Stage 3 racing finished earlier in the day with Courtois, Nicole Breault (USA), Anna Östling (SWE) and Juliana Senfft (BRA) advancing, and Allie Blecher (USA) and Clare Costanzo finishing 5th and 6th, respectively in the Women’s division.
Maxime Mesnil (FRA), the Open division leader thus far, advanced with Potts, James Hodgson (AUS) and Henrique Haddad (BRA). Nick Egnot-Johnson (NZ) finished 5th, and defending Nations Cup champion Vladimir Lipavsky, 6th overall.
Courtois leads over Ostling – 2019 World Sailing Nations Cup – photo © Amanda Witherell
Courtois had a rough morning, scoring just one point in five matches, but came back with two solid wins versus Östling. Breault, as the highest ranked competitor in Stage 3, selected Senfft as her competitor for the semifinals and went on to win their first match. In the second, Senfft won the start and carried a slim lead around the course. During the last downwind leg, she luffed Breault, pressuring her off to the south and then smoothly gybed around to slide over the finish, while Breault stalled out on the wrong side of the line. Each finished the day 1-1.

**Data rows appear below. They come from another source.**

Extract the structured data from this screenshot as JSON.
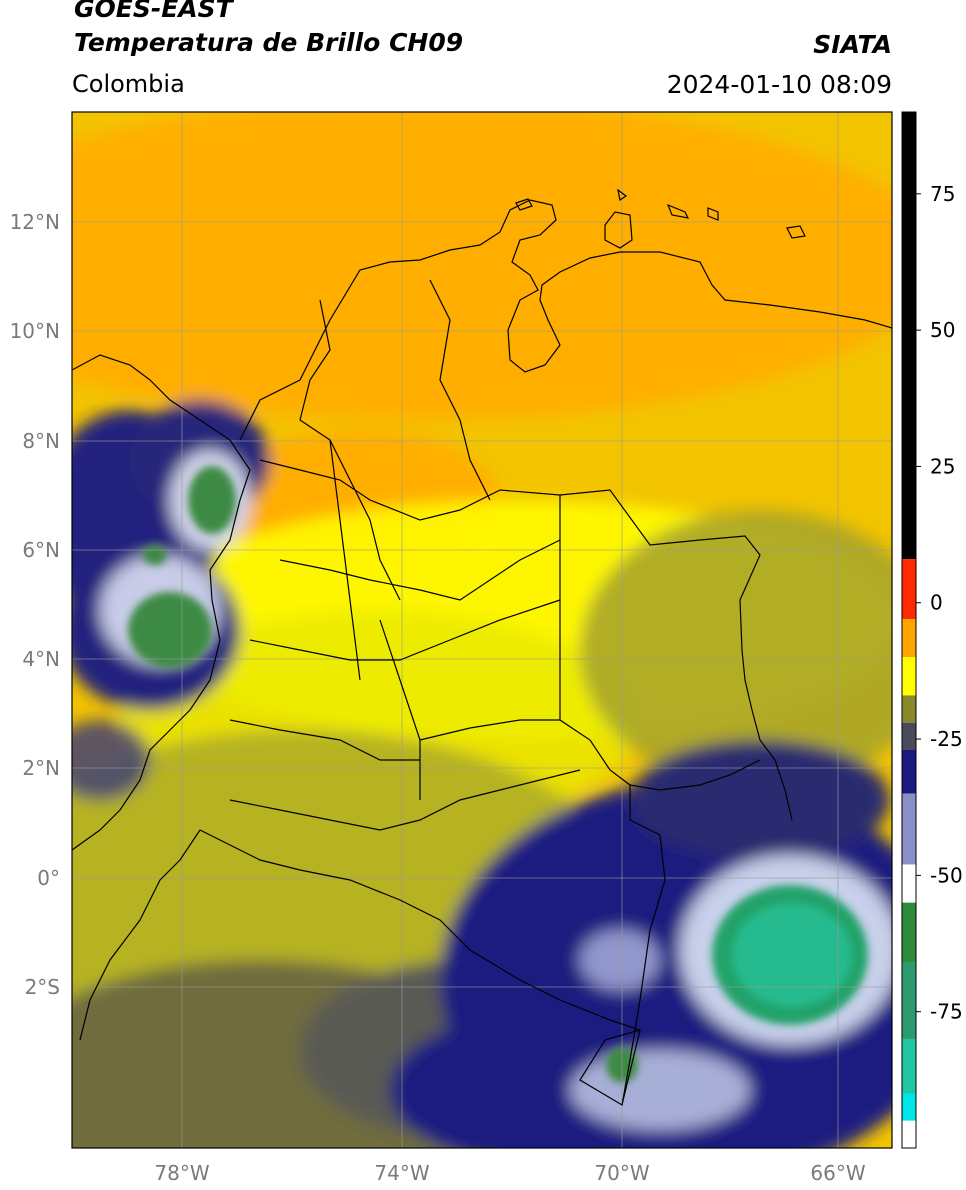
{
  "header": {
    "satellite": "GOES-EAST",
    "product": "Temperatura de Brillo CH09",
    "region": "Colombia",
    "agency": "SIATA",
    "timestamp": "2024-01-10 08:09"
  },
  "map": {
    "lat_labels": [
      "12°N",
      "10°N",
      "8°N",
      "6°N",
      "4°N",
      "2°N",
      "0°",
      "2°S"
    ],
    "lon_labels": [
      "78°W",
      "74°W",
      "70°W",
      "66°W"
    ],
    "extent": {
      "lon_min": -80,
      "lon_max": -65,
      "lat_min": -5,
      "lat_max": 14
    }
  },
  "colorbar": {
    "tick_labels": [
      "75",
      "50",
      "25",
      "0",
      "-25",
      "-50",
      "-75"
    ],
    "tick_values": [
      75,
      50,
      25,
      0,
      -25,
      -50,
      -75
    ],
    "range": [
      -100,
      90
    ],
    "colors": {
      "black": "#000000",
      "red": "#ff2a00",
      "orange": "#ffa500",
      "yellow": "#ffff00",
      "olive": "#8a8a2a",
      "gray": "#4a4a5a",
      "navy": "#1a1a80",
      "white": "#ffffff",
      "green": "#2e8b3a",
      "teal": "#1fc8a0",
      "cyan": "#00e5e5"
    }
  }
}
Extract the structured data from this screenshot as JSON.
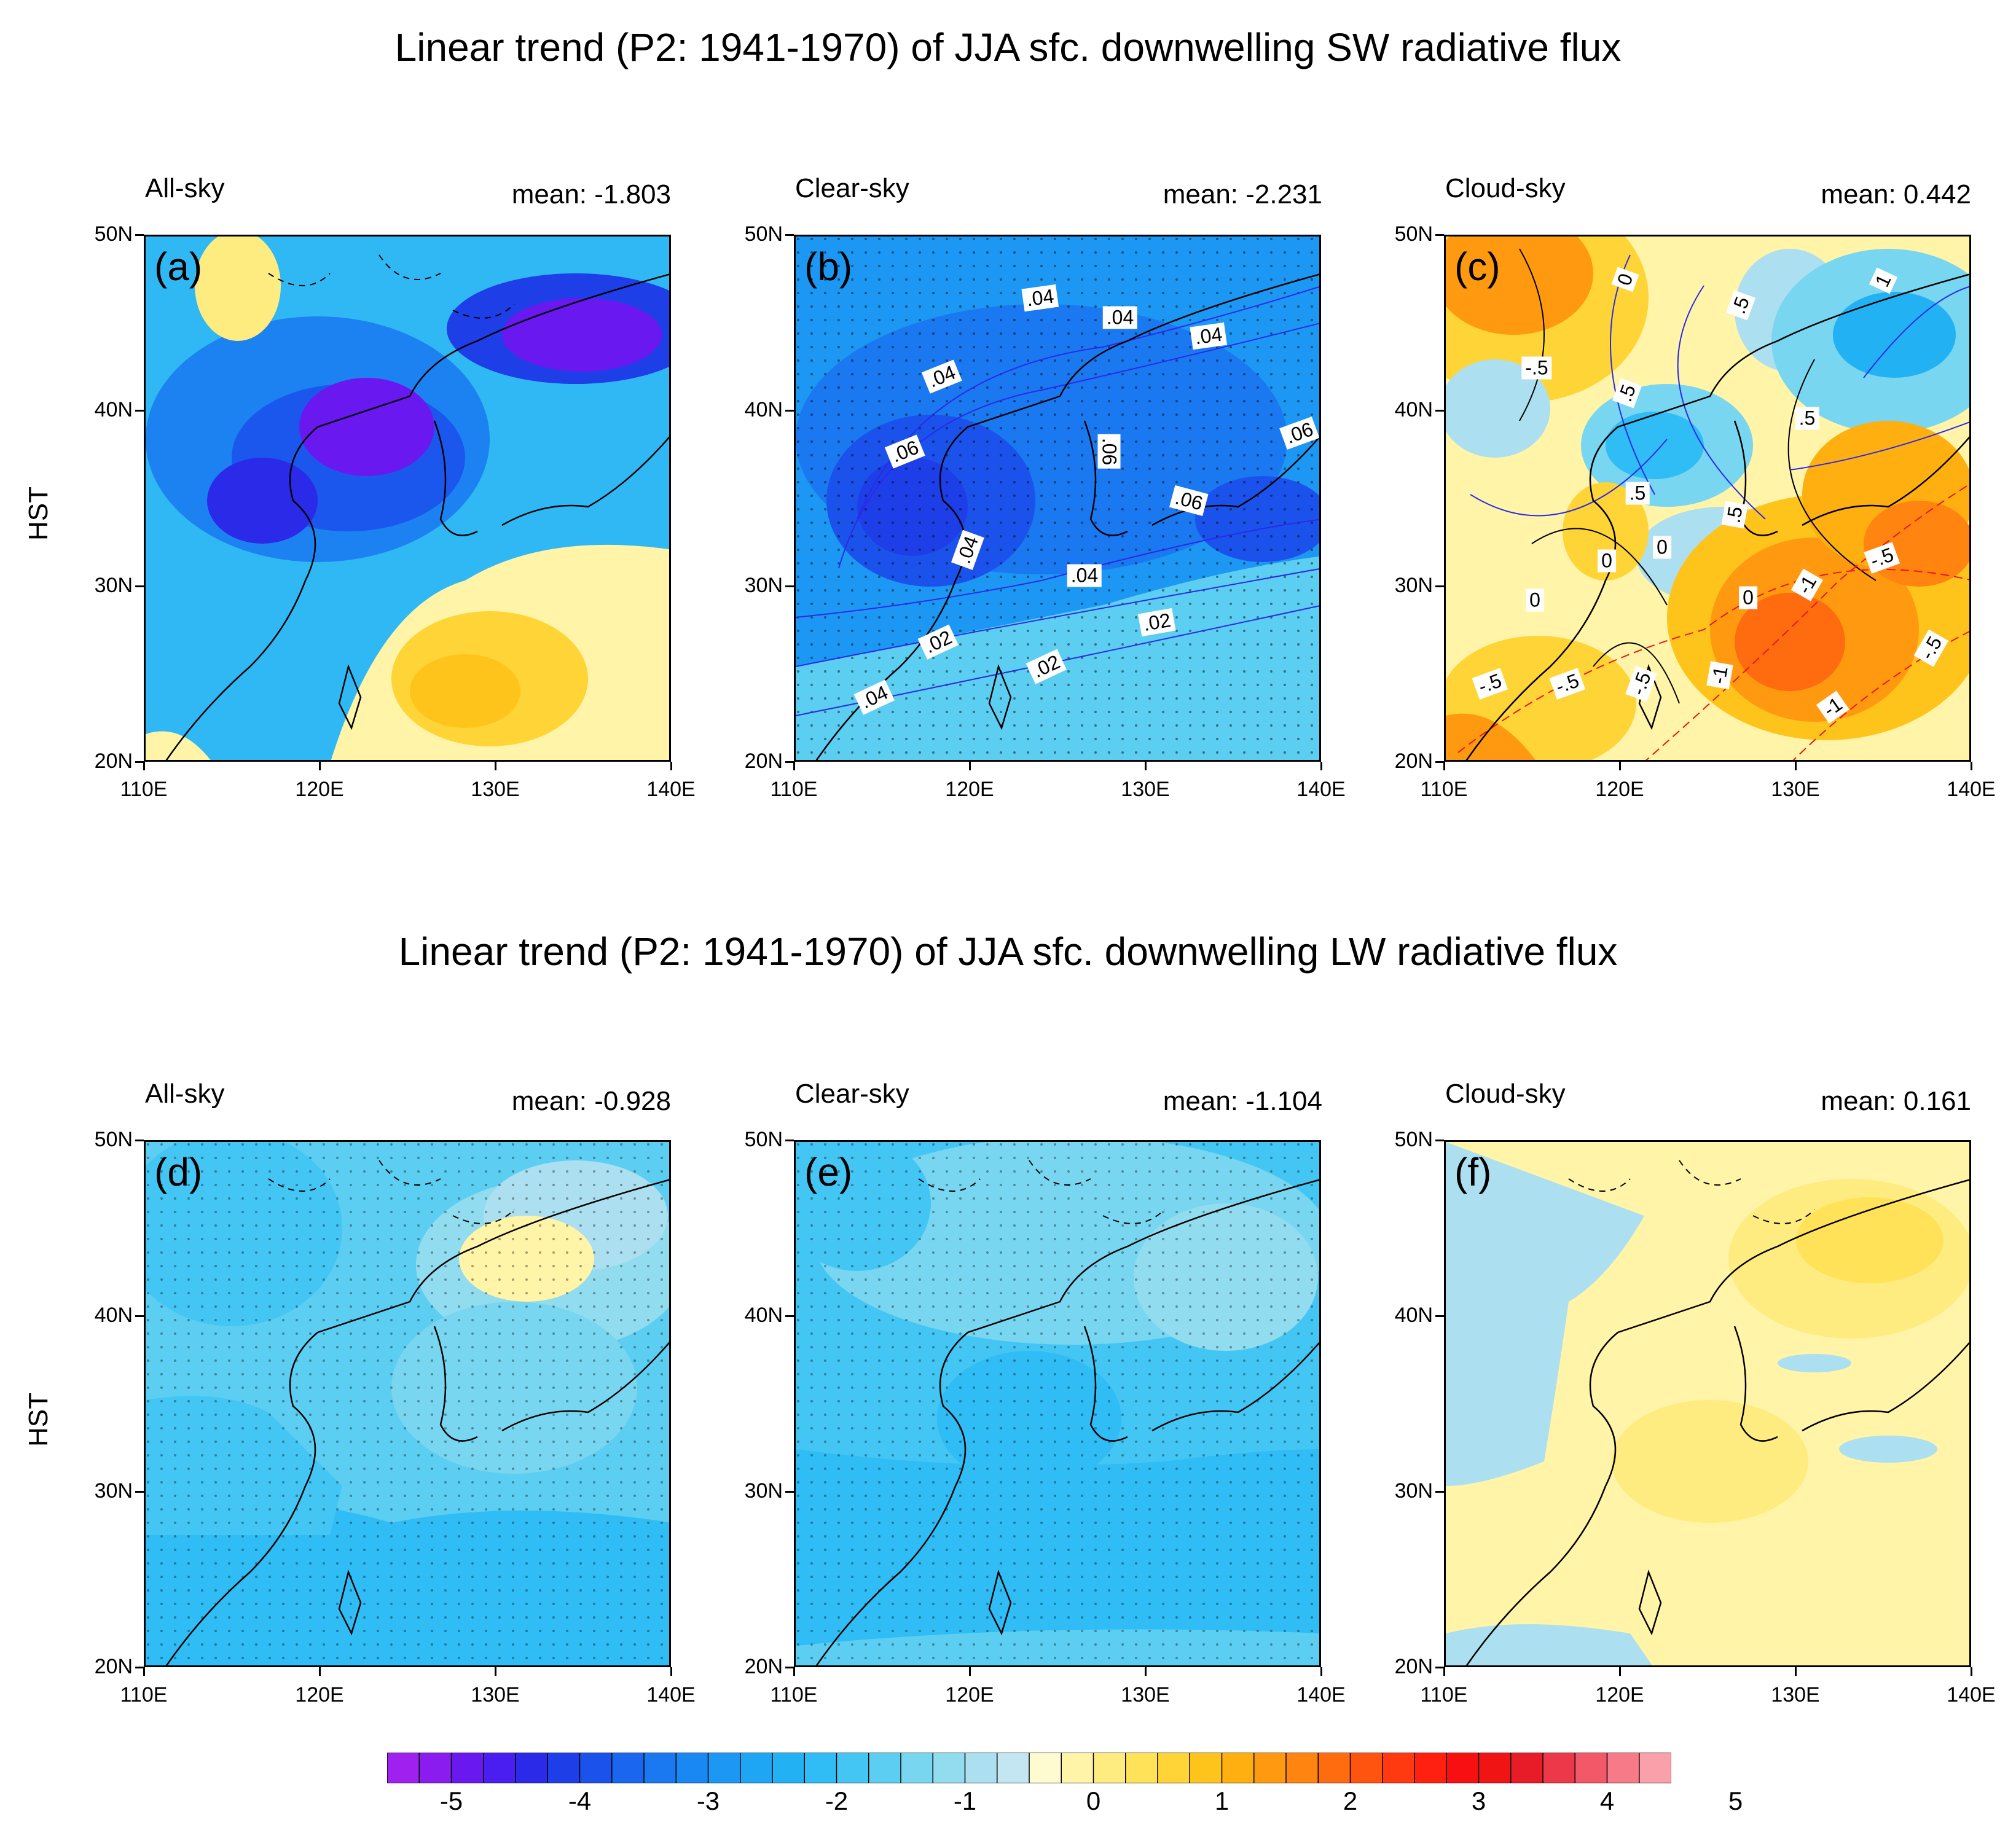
{
  "figure": {
    "row_titles": [
      "Linear trend (P2: 1941-1970) of JJA sfc. downwelling SW radiative flux",
      "Linear trend (P2: 1941-1970) of JJA sfc. downwelling LW radiative flux"
    ],
    "y_axis_title": "HST"
  },
  "axes": {
    "x_ticks": [
      "110E",
      "120E",
      "130E",
      "140E"
    ],
    "y_ticks": [
      "50N",
      "40N",
      "30N",
      "20N"
    ]
  },
  "panels": [
    {
      "label": "(a)",
      "sky": "All-sky",
      "mean_text": "mean: -1.803"
    },
    {
      "label": "(b)",
      "sky": "Clear-sky",
      "mean_text": "mean: -2.231"
    },
    {
      "label": "(c)",
      "sky": "Cloud-sky",
      "mean_text": "mean: 0.442"
    },
    {
      "label": "(d)",
      "sky": "All-sky",
      "mean_text": "mean: -0.928"
    },
    {
      "label": "(e)",
      "sky": "Clear-sky",
      "mean_text": "mean: -1.104"
    },
    {
      "label": "(f)",
      "sky": "Cloud-sky",
      "mean_text": "mean: 0.161"
    }
  ],
  "contour_labels": {
    "b": [
      ".04",
      ".04",
      ".04",
      ".04",
      ".06",
      ".06",
      ".06",
      ".06",
      ".04",
      ".04",
      ".02",
      ".02",
      ".04",
      ".02"
    ],
    "c": [
      "0",
      ".5",
      "1",
      "-.5",
      ".5",
      ".5",
      ".5",
      ".5",
      "0",
      "0",
      "0",
      "0",
      "-.5",
      "-1",
      "-.5",
      "-.5",
      "-.5",
      "-1",
      "-1",
      "-.5"
    ]
  },
  "colorbar": {
    "labels": [
      "-5",
      "-4",
      "-3",
      "-2",
      "-1",
      "0",
      "1",
      "2",
      "3",
      "4",
      "5"
    ],
    "colors": [
      "#a020f0",
      "#8a1cf0",
      "#6a18f0",
      "#4a1ef0",
      "#2a2ae8",
      "#1e3ee8",
      "#1c52ec",
      "#1a66ee",
      "#1a78f0",
      "#1a88f2",
      "#1c98f4",
      "#1ea6f4",
      "#22b2f4",
      "#30bcf4",
      "#44c6f4",
      "#5ccef2",
      "#78d6f0",
      "#92dcf0",
      "#acdff0",
      "#c4e6f2",
      "#fffbd0",
      "#fff4a8",
      "#ffec80",
      "#ffe258",
      "#ffd436",
      "#ffc41c",
      "#ffb010",
      "#ff9a10",
      "#ff8410",
      "#ff6c10",
      "#ff5410",
      "#ff3a10",
      "#ff2010",
      "#f81010",
      "#f01414",
      "#e81c28",
      "#ec3848",
      "#f25868",
      "#f67a88",
      "#faa0aa"
    ]
  }
}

Senfft pressuring Breault’s port side – 2019 World Sailing Nations Cup – photo © Amanda Witherell
Mesnil, as the leader heading into the semis, selected Potts who went on to score two wins against him in very close racing from start to finish. Meanwhile, plenty of sparks flew between Haddad and Hodgson as they battled closely in their first faceoff, with Haddad ultimately scoring four penalties and clearing just two of them. During their second race, Haddad sailed with a cooler head, but during a dial down Hodgson luffed and hit the port side of Haddad’s boat. As a result, Hodgson was penalized on the water. At a subsequent hearing relating to the damage, the committee of three umpires designated the damage as level B, carrying a negative penalty of three-quarters of a race win.
Hodgson and Haddad racked up penalties – 2019 World Sailing Nations Cup – photo © Amanda Witherell
“It shows we’re both going pretty hard,” said Hodgson, who hopes to be more disciplined tomorrow. “We had a nice handshake on the dock, which goes to show the level of competition at this event. We’ve never had to work so hard for every win.”
David Campbell-James, PRO and World Sailing Technical Director, said, “Today was really good racing in great conditions.”
“The intensity of racing increased throughout the day, as did the conditions,” said Michael O’Connor, Nations Cup Working Party Chair in World Sailing. Citing the 18-20 knot westerly and flooding tide, he added. “It was hard, tough conditions, forcing the very best from the sailors and teams. Very close racing on the edge as the semifinals commenced.”
Semifinals continue tomorrow with racing commencing at 10:00PST; the first with three wins will advance to the finals, with a petit-final raced for third and fourth place.